“The hardest thing to put up with is transition — it takes us out of our element, our comfort zone, where we are sure — we cannot control everything when we are in transition.” – Bishop T.D. Jakes
I find myself in a place of transition. A very difficult, uncomfortable place of transition. In fact, I feel like I’ve been in this place for a while now — at least since the fall of 2012. It seems to me that it has become more obvious since I turned 30 in May. I’m more aware that I’m right on the precipice of something — what that something is, I have no idea.
At the end of the school year, last spring, I felt like I was getting ready to jump into something else. Usually, by the spring semester, I am prepping for the new school year — mapping out how I want my classroom to look, things I want to change. I’m always planning what I want to buy or change. Last spring? Nothing. I couldn’t even force myself to think about it. It was really freaking me out. I had never been so NOT invested and the thought of it made me believe that I actually wouldn’t be coming back to teaching. I didn’t make extra copies of things to use for the next year, I didn’t do any of it. I had believed that I had come to the end.
I didn’t resign — I refused to unless I had a 100% reason to. I took a leap of faith the year before by resigning from my previous school. I wasn’t ready to take another leap just yet. And since I hadn’t seen/heard anything from God, I figured I’ll wait to resign until I did.
So summer comes and goes, I get news about becoming my grade level chair/team leader, as well as taking other leadership positions with technology/web. I didn’t understand why I had all these responsibilities when I knew I had to get out.
That’s usually how it goes right? We see what we want to see. We think what we want to think. We believe what we want to believe. But God’s plans are always so different — and not because we’re wrong — but because He sees so much more than we do.
I have convinced myself that I’m ready and I’ve learned what I’m supposed to learn. But as the school year has started, I’ve already experienced so many lessons and have realized so many of my own shortcomings as a person and as a leader.
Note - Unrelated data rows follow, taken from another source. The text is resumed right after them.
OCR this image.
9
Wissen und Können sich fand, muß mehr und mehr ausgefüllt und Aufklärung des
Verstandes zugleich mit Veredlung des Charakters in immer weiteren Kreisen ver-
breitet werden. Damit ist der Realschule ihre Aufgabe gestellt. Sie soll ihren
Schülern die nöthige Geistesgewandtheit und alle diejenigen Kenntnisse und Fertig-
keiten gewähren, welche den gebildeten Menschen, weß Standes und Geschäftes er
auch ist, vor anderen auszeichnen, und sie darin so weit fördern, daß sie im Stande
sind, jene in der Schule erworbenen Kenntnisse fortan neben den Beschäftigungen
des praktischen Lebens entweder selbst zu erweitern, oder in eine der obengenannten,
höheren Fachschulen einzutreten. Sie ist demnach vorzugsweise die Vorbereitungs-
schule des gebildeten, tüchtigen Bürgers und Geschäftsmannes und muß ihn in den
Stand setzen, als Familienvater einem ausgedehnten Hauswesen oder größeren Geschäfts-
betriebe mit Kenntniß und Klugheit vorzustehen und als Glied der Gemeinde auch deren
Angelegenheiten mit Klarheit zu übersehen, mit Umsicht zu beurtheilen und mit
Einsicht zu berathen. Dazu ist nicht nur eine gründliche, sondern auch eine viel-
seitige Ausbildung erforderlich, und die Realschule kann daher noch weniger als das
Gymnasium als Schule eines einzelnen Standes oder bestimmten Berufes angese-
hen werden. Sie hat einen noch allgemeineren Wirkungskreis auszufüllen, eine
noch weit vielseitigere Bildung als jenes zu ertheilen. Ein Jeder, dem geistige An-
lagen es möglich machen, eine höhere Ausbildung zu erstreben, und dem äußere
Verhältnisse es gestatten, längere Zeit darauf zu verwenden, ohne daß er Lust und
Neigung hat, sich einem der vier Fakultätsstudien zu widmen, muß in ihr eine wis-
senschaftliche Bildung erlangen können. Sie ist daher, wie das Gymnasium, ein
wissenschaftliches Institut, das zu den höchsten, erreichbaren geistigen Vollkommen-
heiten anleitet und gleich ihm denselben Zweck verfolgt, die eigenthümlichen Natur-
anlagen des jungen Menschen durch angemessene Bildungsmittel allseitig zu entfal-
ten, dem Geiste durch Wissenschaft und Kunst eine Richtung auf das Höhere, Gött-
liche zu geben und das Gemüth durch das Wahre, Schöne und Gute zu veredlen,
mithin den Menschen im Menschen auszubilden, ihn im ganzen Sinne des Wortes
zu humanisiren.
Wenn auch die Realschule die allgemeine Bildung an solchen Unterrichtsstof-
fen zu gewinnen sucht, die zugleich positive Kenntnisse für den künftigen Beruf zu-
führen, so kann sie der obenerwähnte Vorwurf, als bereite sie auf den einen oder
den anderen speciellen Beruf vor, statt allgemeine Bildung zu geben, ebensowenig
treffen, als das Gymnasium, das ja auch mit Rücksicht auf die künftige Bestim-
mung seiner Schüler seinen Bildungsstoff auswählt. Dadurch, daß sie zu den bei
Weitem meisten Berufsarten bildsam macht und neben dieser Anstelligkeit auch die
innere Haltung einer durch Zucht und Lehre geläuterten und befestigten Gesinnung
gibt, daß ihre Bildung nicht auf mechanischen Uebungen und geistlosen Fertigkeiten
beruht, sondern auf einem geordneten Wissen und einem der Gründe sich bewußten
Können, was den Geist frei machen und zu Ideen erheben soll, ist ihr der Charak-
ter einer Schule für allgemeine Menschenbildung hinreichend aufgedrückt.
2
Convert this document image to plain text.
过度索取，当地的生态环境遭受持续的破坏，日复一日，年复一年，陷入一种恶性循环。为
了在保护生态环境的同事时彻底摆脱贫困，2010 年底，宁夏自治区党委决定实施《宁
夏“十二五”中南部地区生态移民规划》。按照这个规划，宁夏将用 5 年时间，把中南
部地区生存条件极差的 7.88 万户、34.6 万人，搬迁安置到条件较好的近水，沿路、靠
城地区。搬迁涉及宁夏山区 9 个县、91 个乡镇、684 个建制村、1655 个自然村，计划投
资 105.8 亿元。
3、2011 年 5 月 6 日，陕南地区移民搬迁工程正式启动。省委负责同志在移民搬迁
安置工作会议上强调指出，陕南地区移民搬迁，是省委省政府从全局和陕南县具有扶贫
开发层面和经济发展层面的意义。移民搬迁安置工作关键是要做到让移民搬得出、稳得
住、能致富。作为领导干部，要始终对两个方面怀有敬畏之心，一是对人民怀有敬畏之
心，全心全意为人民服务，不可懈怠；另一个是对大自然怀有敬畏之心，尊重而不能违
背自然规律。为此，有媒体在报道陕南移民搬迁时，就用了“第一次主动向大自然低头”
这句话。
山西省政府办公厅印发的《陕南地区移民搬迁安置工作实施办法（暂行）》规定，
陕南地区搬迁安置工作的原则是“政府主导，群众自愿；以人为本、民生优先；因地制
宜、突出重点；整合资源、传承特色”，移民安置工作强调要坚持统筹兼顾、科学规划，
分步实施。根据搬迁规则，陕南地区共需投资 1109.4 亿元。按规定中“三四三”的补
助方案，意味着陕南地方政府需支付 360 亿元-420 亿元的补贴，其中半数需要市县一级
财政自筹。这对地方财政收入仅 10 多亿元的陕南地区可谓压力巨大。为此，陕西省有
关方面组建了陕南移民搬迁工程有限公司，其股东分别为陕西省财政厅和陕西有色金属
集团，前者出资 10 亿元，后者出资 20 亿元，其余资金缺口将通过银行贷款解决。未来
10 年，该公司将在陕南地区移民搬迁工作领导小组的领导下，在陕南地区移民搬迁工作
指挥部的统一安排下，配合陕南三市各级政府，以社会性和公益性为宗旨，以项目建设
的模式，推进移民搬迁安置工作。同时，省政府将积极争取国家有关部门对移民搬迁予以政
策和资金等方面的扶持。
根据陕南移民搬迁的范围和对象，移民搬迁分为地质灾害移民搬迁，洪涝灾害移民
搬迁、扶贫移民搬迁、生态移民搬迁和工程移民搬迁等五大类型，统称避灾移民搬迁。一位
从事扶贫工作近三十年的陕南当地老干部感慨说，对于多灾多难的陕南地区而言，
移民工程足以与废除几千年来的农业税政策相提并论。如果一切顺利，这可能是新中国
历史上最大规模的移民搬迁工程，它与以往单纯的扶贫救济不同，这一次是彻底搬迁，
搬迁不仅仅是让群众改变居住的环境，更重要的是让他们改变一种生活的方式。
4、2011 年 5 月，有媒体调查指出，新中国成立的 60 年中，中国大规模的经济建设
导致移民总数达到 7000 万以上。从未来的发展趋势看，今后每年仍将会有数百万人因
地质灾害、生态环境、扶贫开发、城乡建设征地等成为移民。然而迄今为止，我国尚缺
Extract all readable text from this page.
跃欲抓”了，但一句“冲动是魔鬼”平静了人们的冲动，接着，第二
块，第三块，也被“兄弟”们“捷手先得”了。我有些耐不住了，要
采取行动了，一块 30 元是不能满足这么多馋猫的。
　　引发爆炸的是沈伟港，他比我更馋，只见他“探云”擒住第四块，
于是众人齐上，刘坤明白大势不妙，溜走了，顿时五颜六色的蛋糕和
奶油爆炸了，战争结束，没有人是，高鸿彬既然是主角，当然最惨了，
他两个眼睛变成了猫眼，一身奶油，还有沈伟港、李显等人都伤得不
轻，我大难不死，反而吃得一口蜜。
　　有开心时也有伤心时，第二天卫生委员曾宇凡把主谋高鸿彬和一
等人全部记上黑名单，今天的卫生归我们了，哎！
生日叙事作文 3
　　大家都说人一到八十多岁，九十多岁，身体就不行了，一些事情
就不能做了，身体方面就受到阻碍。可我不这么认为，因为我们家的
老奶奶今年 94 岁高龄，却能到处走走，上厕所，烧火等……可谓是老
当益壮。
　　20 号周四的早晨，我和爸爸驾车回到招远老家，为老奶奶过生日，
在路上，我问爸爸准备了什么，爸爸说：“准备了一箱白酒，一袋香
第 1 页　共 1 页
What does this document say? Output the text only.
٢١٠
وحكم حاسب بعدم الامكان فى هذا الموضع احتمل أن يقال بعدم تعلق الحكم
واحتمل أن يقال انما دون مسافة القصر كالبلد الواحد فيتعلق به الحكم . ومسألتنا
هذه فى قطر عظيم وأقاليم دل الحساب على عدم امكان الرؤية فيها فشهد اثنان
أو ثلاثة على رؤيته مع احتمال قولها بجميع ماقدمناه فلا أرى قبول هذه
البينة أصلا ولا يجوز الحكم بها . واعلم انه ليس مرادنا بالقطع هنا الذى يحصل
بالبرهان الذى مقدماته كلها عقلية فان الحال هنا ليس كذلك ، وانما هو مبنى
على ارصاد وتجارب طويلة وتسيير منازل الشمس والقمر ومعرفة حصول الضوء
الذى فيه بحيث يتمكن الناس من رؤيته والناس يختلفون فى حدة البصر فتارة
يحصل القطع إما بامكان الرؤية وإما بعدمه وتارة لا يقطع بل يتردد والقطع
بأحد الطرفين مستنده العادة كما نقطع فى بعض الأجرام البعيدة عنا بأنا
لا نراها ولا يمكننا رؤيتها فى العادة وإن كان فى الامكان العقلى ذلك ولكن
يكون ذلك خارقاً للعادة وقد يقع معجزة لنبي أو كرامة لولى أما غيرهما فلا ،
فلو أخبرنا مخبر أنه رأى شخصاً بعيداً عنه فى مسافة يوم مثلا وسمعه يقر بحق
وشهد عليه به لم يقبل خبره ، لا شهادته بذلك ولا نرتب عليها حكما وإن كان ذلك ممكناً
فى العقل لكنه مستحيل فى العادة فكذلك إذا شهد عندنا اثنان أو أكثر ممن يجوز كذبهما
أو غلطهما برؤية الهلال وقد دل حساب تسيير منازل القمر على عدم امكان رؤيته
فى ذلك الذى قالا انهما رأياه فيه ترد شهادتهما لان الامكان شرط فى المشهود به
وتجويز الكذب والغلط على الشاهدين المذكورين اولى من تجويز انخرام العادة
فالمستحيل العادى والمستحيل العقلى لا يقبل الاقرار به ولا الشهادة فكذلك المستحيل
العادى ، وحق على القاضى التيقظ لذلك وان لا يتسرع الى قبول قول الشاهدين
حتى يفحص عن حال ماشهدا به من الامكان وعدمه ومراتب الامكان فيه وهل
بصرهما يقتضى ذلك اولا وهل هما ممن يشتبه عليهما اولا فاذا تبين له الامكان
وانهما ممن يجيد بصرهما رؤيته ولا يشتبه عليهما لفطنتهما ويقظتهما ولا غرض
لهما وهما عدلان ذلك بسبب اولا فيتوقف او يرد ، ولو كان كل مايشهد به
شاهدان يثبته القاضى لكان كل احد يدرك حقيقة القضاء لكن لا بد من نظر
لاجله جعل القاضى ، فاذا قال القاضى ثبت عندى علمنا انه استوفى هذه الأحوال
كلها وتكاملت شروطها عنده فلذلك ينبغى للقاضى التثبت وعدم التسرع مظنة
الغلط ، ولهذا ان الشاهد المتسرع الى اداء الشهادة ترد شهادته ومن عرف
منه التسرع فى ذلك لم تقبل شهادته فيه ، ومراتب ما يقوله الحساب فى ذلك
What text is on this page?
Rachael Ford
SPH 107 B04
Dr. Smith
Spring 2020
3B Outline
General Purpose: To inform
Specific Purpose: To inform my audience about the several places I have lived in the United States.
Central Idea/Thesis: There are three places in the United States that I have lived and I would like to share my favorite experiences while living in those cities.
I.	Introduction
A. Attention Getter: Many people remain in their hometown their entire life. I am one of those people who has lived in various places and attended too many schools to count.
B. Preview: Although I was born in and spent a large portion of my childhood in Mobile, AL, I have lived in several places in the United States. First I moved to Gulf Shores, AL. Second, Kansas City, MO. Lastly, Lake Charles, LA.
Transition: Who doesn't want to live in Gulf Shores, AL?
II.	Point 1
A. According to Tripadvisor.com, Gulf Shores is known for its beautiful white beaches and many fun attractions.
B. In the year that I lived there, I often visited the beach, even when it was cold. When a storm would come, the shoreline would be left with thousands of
Things like, I need to be able to delegate responsibilities, not act like I have to do everything, quit putting so much pressure on myself, communicate with everyone on my team, and lead by example.
Every day, I beg God to take me out of this place and change my situations. But I can’t beg Him anymore. I have to accept where I am right now because there has to be a purpose for it. And there is! All those lessons I have learned (and am continuing to learn), will be lessons I carry with me when I go on to lead worship teams or ministry teams — and even my own family.
So, yes, this place of transition is hard. It’s frustrating. It’s a long and weary road. But, Bishop T.D. Jakes said something the other night that has stayed with me, “We were not born to stay where we started.” And I’m so grateful that I am not where I started and I won’t end up in the same place, either.
I’m no longer sharing the journey of turning 30. I’m sharing the journey of being in transition to something bigger and higher.
I’m now a 30-year old in transition.